ZoomInfo (NASDAQ: GTM) is the Go-To-Market Intelligence Platform that empowers businesses to grow faster with AI-ready insights, trusted data, and advanced automation. Its solutions provide more than 35,000 companies worldwide with a complete view of their customers, making every seller their best seller.

ZoomInfo is committed to protecting your privacy when you apply for jobs with us.
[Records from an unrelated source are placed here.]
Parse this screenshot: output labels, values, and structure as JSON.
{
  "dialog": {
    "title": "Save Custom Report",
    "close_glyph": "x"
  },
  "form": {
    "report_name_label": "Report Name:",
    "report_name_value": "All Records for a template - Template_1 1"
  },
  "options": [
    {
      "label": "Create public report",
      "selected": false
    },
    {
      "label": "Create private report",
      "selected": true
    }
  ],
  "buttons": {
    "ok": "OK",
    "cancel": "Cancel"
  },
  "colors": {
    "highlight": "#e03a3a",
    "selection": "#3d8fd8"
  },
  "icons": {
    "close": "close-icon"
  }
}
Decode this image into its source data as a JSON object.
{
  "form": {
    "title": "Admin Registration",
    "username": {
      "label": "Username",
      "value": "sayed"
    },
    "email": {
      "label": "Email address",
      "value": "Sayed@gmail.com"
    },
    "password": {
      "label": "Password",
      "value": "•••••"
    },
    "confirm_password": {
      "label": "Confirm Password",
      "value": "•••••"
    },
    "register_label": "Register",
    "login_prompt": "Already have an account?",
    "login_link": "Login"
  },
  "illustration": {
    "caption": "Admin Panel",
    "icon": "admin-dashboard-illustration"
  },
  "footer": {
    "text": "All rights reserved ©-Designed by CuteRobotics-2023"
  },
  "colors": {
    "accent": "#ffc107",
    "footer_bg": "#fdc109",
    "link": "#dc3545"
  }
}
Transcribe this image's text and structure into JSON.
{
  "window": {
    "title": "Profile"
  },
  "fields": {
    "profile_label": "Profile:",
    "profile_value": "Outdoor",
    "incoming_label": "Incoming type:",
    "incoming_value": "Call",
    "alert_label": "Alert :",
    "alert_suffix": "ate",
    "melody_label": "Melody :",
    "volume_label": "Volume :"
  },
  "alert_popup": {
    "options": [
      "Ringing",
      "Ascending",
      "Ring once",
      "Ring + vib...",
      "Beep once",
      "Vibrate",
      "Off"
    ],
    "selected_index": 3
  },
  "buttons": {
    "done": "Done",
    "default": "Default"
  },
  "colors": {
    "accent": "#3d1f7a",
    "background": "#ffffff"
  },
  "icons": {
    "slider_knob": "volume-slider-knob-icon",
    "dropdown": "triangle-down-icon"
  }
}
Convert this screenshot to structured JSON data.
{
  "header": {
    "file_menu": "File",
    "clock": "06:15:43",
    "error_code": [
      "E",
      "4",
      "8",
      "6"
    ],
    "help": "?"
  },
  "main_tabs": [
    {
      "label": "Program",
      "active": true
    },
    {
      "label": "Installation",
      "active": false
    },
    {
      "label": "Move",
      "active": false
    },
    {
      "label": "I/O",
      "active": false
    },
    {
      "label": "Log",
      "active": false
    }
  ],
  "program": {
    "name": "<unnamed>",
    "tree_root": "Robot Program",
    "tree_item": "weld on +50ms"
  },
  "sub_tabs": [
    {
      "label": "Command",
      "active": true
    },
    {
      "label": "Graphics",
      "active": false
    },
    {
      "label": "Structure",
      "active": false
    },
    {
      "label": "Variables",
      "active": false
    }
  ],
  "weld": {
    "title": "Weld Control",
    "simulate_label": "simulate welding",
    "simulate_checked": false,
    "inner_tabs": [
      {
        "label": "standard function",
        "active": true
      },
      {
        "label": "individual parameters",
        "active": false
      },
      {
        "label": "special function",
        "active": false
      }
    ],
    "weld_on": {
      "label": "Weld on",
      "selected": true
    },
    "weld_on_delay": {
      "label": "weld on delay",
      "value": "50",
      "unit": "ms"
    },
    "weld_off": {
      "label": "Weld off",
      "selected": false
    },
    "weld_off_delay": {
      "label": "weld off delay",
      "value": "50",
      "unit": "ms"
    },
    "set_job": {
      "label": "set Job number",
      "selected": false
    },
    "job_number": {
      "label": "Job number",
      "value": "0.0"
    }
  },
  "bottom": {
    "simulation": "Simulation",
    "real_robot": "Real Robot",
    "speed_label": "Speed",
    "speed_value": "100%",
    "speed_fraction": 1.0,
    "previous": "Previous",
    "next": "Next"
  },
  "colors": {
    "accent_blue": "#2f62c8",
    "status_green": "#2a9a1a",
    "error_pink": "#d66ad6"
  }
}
Please review our Job Applicant Privacy Notice for more details on how we handle your personal information.

ZoomInfo may use a software-based assessment as part of the recruitment process. More information about this tool, including the results of the most recent bias audit, is available here.

ZoomInfo is proud to be an equal opportunity employer, hiring based on qualifications, merit, and business needs, and does not discriminate based on protected status. We welcome all applicants and are committed to providing equal employment opportunities regardless of sex, race, age, color, national origin, sexual orientation, gender identity, marital status, disability status, religion, protected military or veteran status, medical condition, or any other characteristic protected by applicable law. We also consider qualified candidates with criminal histories in accordance with legal requirements.

For Massachusetts Applicants: It is unlawful in Massachusetts to require or administer a lie detector test as a condition of employment or continued employment. An employer who violates this law shall be subject to criminal penalties and civil liability. ZoomInfo does not administer lie detector tests to applicants in any location.